On the other side, the economic size of partner countries is found to have a positive impact on both input and output flows. This result is not a surprise, as the main trading partners of Albania that covered more than 70% of Albanian imports and exports during this period are Italy, China, Turkey, Greece, Germany, Spain, and the USA, which are relatively large economies. This is confirmed by the positive sign of the RFE index, which indicates that the Linder Hypothesis does not hold in the case of Albanian trade. However, Albania has so far failed to intensify trade with countries such as Switzerland, Ireland, Austria, the Netherlands, and all the Nordic countries, which have an economic level that is far superior to our traditional partners. Instead, the tendency is to import more from countries with similar economic structures.

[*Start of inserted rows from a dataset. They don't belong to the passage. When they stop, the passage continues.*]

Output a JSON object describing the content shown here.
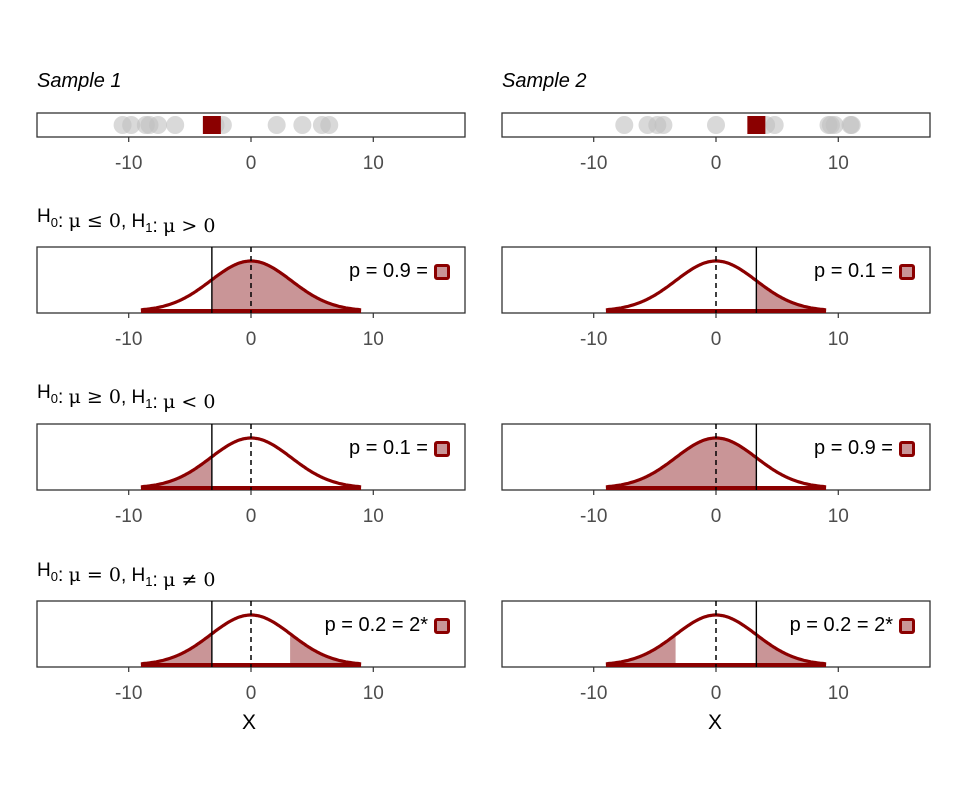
{
  "figure": {
    "samples": [
      {
        "title": "Sample 1",
        "points": [
          -10.5,
          -9.8,
          -8.6,
          -8.3,
          -7.6,
          -6.2,
          -2.9,
          -2.3,
          2.1,
          4.2,
          5.8,
          6.4
        ],
        "mean": -3.2
      },
      {
        "title": "Sample 2",
        "points": [
          -7.5,
          -5.6,
          -4.8,
          -4.3,
          0.0,
          4.1,
          4.8,
          9.2,
          9.4,
          9.7,
          11.0,
          11.1
        ],
        "mean": 3.3
      }
    ],
    "rows": [
      {
        "h0": "μ ≤ 0",
        "h1": "μ > 0",
        "p_labels": [
          "p = 0.9 =",
          "p = 0.1 ="
        ],
        "tail": "upper"
      },
      {
        "h0": "μ ≥ 0",
        "h1": "μ < 0",
        "p_labels": [
          "p = 0.1 =",
          "p = 0.9 ="
        ],
        "tail": "lower"
      },
      {
        "h0": "μ = 0",
        "h1": "μ ≠ 0",
        "p_labels": [
          "p = 0.2 = 2*",
          "p = 0.2 = 2*"
        ],
        "tail": "two"
      }
    ],
    "hyp_labels": {
      "h0": "H",
      "h1": "H",
      "h0_sub": "0",
      "h1_sub": "1",
      "sep": ":"
    },
    "colors": {
      "accent": "#8b0000",
      "fill": "#c99597",
      "point": "#c0c0c0",
      "inner": "#c99597",
      "frame": "#333333"
    }
  },
  "chart_data": {
    "type": "small-multiples (dot strip + normal density with shaded p-value area)",
    "xlabel": "X",
    "xlim": [
      -17.5,
      17.5
    ],
    "xticks": [
      -10,
      0,
      10
    ],
    "null_mean": 0,
    "null_sd": 3.3,
    "density_range": [
      -9,
      9
    ],
    "samples": [
      {
        "name": "Sample 1",
        "values": [
          -10.5,
          -9.8,
          -8.6,
          -8.3,
          -7.6,
          -6.2,
          -2.9,
          -2.3,
          2.1,
          4.2,
          5.8,
          6.4
        ],
        "mean": -3.2
      },
      {
        "name": "Sample 2",
        "values": [
          -7.5,
          -5.6,
          -4.8,
          -4.3,
          0.0,
          4.1,
          4.8,
          9.2,
          9.4,
          9.7,
          11.0,
          11.1
        ],
        "mean": 3.3
      }
    ],
    "tests": [
      {
        "hypothesis": "H0: μ ≤ 0, H1: μ > 0",
        "p_values": [
          0.9,
          0.1
        ]
      },
      {
        "hypothesis": "H0: μ ≥ 0, H1: μ < 0",
        "p_values": [
          0.1,
          0.9
        ]
      },
      {
        "hypothesis": "H0: μ = 0, H1: μ ≠ 0",
        "p_values": [
          0.2,
          0.2
        ]
      }
    ]
  }
}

Another important factor that has a great effect on the trade deficit growth of Albania is the exchange rate. The continuous appreciation of ALL currency relative to partner country currencies, especially the EUR, which is the dominant foreign currency in trade exchanges, increases the price of Albanian goods and services. In other words, it makes imports less expensive and Albanian exports more expensive in the regional markets.

Results indicate that Albanian trade flows are clearly dependent on traditional ties, such as those with neighboring countries, or on well-established trade agreements such as CEFTA. However, there seem to be some asymmetries between Albanian imports and exports when the level of regional integration is extended. The former has a local nature, as results indicate it depends more on the regional Balkan market than on the large EU market, while the latter seems to have broken the distance barrier and reached larger markets.

Even though there is some ambiguity across models, the Open Balkan countries seem to have a certain positive effect on Albanian trade flows. However, when this variable, which represents only North Macedonia and Serbia, is extended to include more countries that are aimed at being involved in this initiative, such as Kosovo, Bosnia and Herzegovina, North Macedonia, and Montenegro, the results are insignificant. These results indicate that this initiative cannot offer a new center of gravity for Albania, which should stick to the Berlin Process as a safer gateway toward the EU market.

Western Balkan countries share several economic similarities as they represent small and underdeveloped countries whose level of investment, and consequently growth, is highly dependent on foreign savings. Trade is generally limited by poor transport infrastructure, trade barriers, corruption, and political tensions. However, the common objective is to catch up with the EU economies, and there is total agreement to reach it through intra-regional economic integration (Kaloyanchev et al. 2018). In this context, the EU represents by far the main trading partner of the WB countries, followed in second place by the intra-regional market (Pere and Ninka 2017). However, generalizing the results of this paper to other WB countries should be taken with reservations as these countries have different levels of industrialization, consumer demand, economic and technological development, size, and population (Sanfey et al. 2016).

To expand this research, future works should consider other factors of importance that may affect the trade patterns of the whole Balkan region, like corruption, the quality of governmental institutions, conflicts, language, ethnicity, and immigration, among others. The literature review indicates that such factors are significant at an international level but are seldom considered in studies about the Balkan region. Such findings can assist their public policymaking and the implementation of strategies for EU membership.